Monday, July 6, 2009

Addicted to Projection?


What follows is from a sermon/article:

8 Ways to Help Your Congregation Fall in Love with the Bible

John D. Barry
Editor-in-Chief, Bible Study Magazine » Logos Bible Software »

3. Forget to Prepare a PowerPoint

Disconnecting from the Bible is easy when you don't have to open one. In our effort to be hip, we can distract people from the Bible with multimedia. When used poorly, PowerPoints can make the sermon feel like a show rather than a learning opportunity. I am not suggesting we stop using multimedia—I believe it is a powerful tool for keeping people's attention and illustrating points. But I do suggest you skip it for a week or two and crack open the Bible at your pulpit instead. The Bible will only be understood as a page turner if we turn its pages.

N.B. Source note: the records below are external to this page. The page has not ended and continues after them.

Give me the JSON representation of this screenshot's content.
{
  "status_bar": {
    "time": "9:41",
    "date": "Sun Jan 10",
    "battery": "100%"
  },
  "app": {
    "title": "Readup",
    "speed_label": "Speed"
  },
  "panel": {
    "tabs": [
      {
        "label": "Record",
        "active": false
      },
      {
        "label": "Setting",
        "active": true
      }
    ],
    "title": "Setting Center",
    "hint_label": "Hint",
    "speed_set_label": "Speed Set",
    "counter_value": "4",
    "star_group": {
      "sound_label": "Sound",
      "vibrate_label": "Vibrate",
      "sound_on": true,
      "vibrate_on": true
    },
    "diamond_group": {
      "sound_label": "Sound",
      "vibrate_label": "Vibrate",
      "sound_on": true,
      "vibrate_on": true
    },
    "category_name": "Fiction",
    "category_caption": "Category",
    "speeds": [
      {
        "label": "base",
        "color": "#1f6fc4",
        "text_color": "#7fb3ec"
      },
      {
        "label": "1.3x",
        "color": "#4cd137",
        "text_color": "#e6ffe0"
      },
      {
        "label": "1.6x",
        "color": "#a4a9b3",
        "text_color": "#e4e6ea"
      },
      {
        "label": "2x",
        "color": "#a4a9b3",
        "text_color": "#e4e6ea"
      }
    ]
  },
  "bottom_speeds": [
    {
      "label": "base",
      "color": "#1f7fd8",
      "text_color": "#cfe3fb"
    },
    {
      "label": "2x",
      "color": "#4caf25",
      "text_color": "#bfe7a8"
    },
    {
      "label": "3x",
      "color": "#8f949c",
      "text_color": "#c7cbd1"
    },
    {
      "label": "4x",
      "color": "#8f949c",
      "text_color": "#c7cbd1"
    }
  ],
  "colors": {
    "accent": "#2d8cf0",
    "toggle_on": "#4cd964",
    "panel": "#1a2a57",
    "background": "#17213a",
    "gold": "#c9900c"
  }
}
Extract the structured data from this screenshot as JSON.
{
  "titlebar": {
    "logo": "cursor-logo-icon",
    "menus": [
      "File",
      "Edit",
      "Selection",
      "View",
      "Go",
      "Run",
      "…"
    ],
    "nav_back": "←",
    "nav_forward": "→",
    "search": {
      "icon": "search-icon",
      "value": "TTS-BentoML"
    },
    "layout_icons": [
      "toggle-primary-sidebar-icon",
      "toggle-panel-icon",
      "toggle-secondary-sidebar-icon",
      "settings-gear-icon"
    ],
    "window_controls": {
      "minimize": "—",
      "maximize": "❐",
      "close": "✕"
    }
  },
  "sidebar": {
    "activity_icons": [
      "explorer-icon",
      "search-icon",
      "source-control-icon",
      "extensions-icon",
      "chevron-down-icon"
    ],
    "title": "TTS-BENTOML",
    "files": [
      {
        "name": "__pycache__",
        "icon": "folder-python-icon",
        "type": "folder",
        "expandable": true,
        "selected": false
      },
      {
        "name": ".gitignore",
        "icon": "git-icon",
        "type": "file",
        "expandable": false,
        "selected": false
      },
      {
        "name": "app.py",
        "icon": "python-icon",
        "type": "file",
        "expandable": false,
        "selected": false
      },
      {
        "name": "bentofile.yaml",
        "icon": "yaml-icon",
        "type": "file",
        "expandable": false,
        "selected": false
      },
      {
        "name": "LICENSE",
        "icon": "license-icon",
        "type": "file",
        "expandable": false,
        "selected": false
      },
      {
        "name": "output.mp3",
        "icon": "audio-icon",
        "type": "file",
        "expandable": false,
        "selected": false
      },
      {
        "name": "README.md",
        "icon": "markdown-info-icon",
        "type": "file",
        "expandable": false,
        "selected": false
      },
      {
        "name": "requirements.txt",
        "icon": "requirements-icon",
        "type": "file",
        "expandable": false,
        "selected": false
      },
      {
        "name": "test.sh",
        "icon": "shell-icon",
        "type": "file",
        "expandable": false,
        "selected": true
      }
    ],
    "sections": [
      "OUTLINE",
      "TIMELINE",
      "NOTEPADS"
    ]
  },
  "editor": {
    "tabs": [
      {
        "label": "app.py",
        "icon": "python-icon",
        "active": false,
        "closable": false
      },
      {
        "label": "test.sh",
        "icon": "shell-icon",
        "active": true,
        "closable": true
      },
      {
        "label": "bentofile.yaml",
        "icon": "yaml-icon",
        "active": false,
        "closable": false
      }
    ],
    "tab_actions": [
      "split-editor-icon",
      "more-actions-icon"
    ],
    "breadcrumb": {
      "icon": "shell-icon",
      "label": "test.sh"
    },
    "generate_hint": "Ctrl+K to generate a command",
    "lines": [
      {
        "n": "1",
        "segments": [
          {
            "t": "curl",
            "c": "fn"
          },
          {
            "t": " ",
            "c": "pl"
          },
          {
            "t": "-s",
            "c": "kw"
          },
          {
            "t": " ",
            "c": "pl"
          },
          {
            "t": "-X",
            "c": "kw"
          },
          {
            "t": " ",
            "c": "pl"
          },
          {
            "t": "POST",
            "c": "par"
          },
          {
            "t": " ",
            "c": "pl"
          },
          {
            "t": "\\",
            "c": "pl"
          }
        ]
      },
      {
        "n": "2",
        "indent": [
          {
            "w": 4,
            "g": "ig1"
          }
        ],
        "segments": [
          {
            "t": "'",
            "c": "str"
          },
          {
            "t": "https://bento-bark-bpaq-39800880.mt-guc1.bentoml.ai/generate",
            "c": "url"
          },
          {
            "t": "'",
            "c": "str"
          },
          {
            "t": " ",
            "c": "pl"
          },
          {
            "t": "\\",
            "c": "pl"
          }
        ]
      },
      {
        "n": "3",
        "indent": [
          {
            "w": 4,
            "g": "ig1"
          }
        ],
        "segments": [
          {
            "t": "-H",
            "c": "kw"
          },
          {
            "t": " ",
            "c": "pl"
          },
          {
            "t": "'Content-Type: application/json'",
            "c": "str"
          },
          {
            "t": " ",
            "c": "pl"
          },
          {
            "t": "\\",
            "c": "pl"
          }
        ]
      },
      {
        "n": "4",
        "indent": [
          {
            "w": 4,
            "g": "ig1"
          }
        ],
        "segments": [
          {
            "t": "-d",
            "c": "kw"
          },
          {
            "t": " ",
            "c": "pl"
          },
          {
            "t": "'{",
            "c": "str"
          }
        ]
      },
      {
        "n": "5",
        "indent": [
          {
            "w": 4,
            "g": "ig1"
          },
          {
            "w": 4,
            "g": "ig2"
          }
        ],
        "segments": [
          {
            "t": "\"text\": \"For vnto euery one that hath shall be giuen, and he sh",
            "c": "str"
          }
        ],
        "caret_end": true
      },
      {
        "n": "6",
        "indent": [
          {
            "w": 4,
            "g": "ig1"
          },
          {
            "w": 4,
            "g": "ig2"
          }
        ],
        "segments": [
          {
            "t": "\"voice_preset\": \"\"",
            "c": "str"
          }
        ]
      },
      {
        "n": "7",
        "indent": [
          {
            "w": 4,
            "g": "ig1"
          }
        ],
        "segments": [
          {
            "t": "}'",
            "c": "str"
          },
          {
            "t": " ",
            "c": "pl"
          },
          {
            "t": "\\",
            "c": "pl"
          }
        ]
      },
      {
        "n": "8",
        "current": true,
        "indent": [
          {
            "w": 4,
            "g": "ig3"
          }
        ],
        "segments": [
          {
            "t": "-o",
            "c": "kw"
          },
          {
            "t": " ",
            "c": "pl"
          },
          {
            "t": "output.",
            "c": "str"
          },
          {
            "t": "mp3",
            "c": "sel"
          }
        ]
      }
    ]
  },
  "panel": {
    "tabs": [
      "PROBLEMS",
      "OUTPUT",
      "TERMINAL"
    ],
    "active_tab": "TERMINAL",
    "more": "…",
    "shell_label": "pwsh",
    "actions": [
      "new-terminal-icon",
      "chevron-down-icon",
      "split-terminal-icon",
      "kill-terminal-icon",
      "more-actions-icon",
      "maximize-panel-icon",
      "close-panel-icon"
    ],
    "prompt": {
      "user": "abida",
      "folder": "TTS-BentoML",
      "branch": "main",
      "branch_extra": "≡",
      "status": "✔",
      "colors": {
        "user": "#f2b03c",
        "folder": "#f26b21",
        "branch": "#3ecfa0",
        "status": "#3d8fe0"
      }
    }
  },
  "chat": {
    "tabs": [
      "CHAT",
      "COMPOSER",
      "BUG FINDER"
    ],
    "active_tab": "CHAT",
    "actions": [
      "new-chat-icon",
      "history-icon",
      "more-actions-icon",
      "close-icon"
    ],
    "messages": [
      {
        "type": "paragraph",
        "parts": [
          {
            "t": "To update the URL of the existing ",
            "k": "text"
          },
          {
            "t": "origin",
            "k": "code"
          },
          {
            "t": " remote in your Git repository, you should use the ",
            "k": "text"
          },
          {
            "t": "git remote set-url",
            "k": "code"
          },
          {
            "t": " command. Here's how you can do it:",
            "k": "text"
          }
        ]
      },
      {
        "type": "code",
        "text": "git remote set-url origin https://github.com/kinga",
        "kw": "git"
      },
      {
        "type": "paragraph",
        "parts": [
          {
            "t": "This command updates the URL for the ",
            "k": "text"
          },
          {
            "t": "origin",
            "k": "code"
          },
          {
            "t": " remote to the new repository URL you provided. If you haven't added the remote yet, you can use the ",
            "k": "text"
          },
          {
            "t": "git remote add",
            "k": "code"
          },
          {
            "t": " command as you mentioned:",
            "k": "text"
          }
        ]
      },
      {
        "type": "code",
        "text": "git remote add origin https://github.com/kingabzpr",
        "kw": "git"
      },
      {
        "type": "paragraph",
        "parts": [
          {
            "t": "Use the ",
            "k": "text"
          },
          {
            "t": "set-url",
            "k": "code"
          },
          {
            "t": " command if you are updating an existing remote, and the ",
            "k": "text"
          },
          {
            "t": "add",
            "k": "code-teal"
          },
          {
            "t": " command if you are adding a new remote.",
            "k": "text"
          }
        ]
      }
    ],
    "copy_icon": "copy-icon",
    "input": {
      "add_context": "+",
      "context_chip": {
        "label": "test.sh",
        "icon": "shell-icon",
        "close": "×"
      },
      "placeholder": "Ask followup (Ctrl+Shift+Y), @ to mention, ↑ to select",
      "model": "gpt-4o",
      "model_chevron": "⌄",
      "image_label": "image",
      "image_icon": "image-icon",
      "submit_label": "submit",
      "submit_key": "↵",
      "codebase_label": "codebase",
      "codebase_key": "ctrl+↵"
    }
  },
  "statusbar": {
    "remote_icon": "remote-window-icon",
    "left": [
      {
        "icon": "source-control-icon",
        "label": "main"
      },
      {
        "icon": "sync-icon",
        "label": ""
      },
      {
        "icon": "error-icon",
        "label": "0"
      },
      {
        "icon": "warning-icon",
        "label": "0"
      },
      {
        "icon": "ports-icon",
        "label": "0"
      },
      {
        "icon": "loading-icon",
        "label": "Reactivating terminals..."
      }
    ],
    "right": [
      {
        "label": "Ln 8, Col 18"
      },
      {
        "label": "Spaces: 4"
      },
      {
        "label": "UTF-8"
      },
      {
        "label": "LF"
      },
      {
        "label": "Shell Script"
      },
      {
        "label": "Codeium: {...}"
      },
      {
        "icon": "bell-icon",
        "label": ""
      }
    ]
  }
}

Imagine that instead of you reading the chosen passage for a week, you asked the congregation to read it aloud or to themselves. It may not work the first week, but people will certainly remember to bring their Bibles the next week. This is multi-sensory preaching—you are not just engaging their eyes and ears; you are engaging their sense of touch. When people physically explore the Bible using multiple senses, they continue to think about it when they leave, and they will probably pick it up again during the week.

Kent Comments:

This whole article is worth reading – this is just a small section.  Notice that this advice comes from a Bible software editor.  So you can’t complain that he is just some anti-technology dude.

This whole matter is related to the musical point I made in an earlier blog entry.  There is a clear and present danger that technology can grow out-of-control in the church assembly and change it into a show.

When everything is projected, as Barry points out, we can end up decreasing the number of senses people use in our church meetings.  He is quite right – there is great value in people thumbing around and through the printed pages of Bibles.

For people new to the church, it is like a guided tour through the scriptures.  On the way to a passage in Isaiah, people will pass other books of the Bible.  They might become curious.  On the way to find the little NT book of James, people might notice Hebrews.  And notice this:  a projected scripture text cannot be in context.  When people turn to a passage in a Bible, the whole context is available if they need to check it.

Some of the same can be said of always projecting words of songs onto a screen.  People never see musical notation at church meetings – just words.  They never see the notation for various parts, and thus there is not much help for harmony singing.  Just viewing the musical notation repeatedly, as happens when we look at traditional church song books, can help people begin to see how musical notation works.  We miss all that with the way most churches now use – perhaps overuse or misuse – projection technology.

I am not opposed to projecting material for sermons, singing, and so forth.  But it seems to have become an unwritten law in many congregations that everything, always, must be projected, in spite of the fact that there are these obvious problems with projection.  That law is stupid, and it ought to be repealed.

If your congregation thinks it just couldn’t live without its projector, perhaps it has a technology addiction problem.  It is one thing to use technology – it is another for technology to use us.